NTSC / PAL Field Counter Test Fixture
Due to corporate confidentiality, I’m not allowed to show much of what I’ve worked on. The Field Counter is one of the exceptions to this rule since it was never designed for sale.
This simple Microchip PIC based test fixture was used to insert a time stamp on every field of an NTSC / PAL video signal. Since video signal frames consist of even and odd fields, it would be convenient to label each field with a unique identifier.
In my original code I concentrated on the NTSC signal. I determined the field output by sending the FIELD pulse from the 1881 synch separator to the Microchip PIC. This gave me an even/odd field determination. With a 20 Mhz clock giving me 5 million PIC program cycles per second, I had a very comfortable margin of program cycles to play around with.
The processor would determine the next number in the sequential time stamp, and would send that to the NEC uPD6450 character display chip. When the next field was displayed the character display would include the time stamp as the overlay.
The software would then “count up” to 99 hours, 59 minutes, 59 seconds, and then roll over.
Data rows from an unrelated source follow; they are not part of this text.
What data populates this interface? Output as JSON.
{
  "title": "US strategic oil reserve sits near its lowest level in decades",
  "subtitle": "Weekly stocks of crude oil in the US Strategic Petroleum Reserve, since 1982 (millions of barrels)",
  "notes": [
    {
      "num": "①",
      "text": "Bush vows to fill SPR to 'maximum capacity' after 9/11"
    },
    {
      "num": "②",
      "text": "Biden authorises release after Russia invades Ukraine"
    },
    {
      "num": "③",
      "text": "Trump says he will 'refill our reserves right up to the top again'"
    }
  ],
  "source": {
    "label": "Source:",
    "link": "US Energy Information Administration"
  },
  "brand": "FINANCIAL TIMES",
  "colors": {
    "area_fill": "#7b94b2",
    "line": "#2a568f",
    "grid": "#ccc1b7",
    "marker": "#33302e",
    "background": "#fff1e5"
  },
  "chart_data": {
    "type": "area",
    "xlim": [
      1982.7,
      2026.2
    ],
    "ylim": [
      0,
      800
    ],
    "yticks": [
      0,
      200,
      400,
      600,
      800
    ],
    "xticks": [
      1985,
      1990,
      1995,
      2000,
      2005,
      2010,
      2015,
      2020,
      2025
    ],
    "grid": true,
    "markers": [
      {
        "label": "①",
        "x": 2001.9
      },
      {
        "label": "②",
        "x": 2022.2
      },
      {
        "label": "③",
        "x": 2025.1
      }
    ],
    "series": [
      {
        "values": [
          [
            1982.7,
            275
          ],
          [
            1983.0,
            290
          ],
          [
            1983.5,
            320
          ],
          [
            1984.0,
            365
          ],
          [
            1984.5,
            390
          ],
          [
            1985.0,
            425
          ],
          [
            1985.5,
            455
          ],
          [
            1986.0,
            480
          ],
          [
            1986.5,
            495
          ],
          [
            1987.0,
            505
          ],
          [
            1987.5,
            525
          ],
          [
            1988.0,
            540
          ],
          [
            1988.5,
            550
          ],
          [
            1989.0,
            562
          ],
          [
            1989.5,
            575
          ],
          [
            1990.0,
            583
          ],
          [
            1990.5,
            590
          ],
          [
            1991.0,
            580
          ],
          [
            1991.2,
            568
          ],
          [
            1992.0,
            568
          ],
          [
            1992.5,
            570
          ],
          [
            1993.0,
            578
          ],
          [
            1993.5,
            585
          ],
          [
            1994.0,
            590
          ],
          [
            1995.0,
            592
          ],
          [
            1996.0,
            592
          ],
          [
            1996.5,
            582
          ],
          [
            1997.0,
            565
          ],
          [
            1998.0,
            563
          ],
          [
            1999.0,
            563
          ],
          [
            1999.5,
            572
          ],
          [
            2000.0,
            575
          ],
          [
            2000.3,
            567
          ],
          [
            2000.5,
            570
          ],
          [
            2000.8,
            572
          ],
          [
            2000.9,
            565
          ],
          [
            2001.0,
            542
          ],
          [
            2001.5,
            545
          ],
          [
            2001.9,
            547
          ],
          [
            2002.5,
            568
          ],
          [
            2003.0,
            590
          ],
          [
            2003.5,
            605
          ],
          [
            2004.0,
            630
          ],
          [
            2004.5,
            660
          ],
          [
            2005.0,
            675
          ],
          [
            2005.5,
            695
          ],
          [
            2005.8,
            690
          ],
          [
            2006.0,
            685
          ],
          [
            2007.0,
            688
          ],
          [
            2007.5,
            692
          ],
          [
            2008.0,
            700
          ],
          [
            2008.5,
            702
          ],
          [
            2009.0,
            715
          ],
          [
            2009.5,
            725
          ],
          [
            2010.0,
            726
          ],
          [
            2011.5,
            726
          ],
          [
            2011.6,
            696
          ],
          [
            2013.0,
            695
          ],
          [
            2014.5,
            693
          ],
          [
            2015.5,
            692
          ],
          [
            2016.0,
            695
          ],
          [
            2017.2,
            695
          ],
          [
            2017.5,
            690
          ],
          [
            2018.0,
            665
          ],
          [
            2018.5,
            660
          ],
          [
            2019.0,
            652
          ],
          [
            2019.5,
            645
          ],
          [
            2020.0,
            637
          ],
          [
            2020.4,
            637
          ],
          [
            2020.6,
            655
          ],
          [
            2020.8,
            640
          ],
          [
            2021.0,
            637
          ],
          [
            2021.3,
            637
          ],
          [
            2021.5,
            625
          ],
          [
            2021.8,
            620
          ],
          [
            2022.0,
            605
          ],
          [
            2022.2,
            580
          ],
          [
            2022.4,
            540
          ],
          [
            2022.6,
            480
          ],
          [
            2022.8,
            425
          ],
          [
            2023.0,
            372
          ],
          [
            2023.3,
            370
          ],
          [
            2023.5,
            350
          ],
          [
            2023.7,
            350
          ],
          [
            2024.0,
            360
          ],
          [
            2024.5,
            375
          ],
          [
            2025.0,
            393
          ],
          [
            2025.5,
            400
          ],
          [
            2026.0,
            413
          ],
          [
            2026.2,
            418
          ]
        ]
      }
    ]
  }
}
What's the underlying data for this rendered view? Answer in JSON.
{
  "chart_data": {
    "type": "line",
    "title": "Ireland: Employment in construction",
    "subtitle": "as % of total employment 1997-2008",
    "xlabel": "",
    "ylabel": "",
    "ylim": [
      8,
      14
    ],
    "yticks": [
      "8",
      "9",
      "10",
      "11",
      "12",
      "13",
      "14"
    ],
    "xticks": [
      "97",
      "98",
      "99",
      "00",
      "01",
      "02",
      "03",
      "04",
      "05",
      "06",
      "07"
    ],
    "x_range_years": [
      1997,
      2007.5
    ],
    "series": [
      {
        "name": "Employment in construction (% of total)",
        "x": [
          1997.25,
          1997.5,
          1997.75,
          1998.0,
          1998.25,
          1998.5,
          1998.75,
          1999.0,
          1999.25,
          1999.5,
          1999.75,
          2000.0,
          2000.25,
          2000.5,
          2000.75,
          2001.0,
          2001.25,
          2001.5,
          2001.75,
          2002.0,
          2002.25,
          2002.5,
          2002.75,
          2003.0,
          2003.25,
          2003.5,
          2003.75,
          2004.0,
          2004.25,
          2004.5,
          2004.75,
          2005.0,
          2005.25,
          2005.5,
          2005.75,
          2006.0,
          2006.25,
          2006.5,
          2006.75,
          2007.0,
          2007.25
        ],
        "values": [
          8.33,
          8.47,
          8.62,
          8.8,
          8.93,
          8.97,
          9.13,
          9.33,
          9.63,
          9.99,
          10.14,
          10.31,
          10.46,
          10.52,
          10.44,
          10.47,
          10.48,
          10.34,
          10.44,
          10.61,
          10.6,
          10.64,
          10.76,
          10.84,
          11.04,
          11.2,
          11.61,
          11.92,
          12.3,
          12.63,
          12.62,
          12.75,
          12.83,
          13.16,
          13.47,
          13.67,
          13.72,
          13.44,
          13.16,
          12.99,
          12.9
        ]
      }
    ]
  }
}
I figured that 4 days of continuous testing would be overkill, and didn’t code the ability to count any higher.
The original field counter saw quite a lot of use. It was used to figure out when our equipment was digitizing video out of order, getting fields or frames “confused” and exactly how.
It was also used to test the promises of products sold by original equipment manufacturing companies who wanted our company to resell their products. This is how we learned that one company was only digitizing the odd fields of incoming video, or how another company averaged the odd / even fields together in a very lossy manner.
This tool was so useful that I built version 2.0. This is the hardware I’m showing here. This newer version included a serial EEPROM and an RS-232 transceiver, giving it the ability to communicate to a PC using Hyperterminal and add text to the video screen to indicate the test being performed.
I also included menu navigation buttons, and some hardware hooks to allow this tester to “watch” an SVGA signal and send a trigger output on any given SVGA scan line. The buttons were very useful, but when I determined that video was moving away from SVGA I never bothered to implement that function.
The field counter became very useful in other ways. I would hand these devices to our interns and have them modified for various purposes. There was even a prototyping area on the circuit board that allowed for easy modifications.
One modification by a very bright intern allowed the device to control the PAN/TILT/ZOOM functions of a camera by the use of a standard television remote controller. This was a proof of concept idea, that a cheap controller could be used to control a security system. Unfortunately Marketing didn’t approve.
Another modification allowed the platform to monitor a thermocouple while controlling the heat in a standard $30 toaster oven. This would allow the toaster oven to be used as an electronics reflow oven. I have used this oven to successfully reflow a couple of boards that I’ve made.
Unfortunately, since this was simply test equipment I’ve never been good about source control for the firmware. Over the years several interns have hacked up the source code, and I no longer have my original. You can see that in the code here.
I still have one of these units to play with. I may re-write the code in C++ and upgrade my reflow oven. But there’s a lot of other things on my plate these days, and this is not a high priority.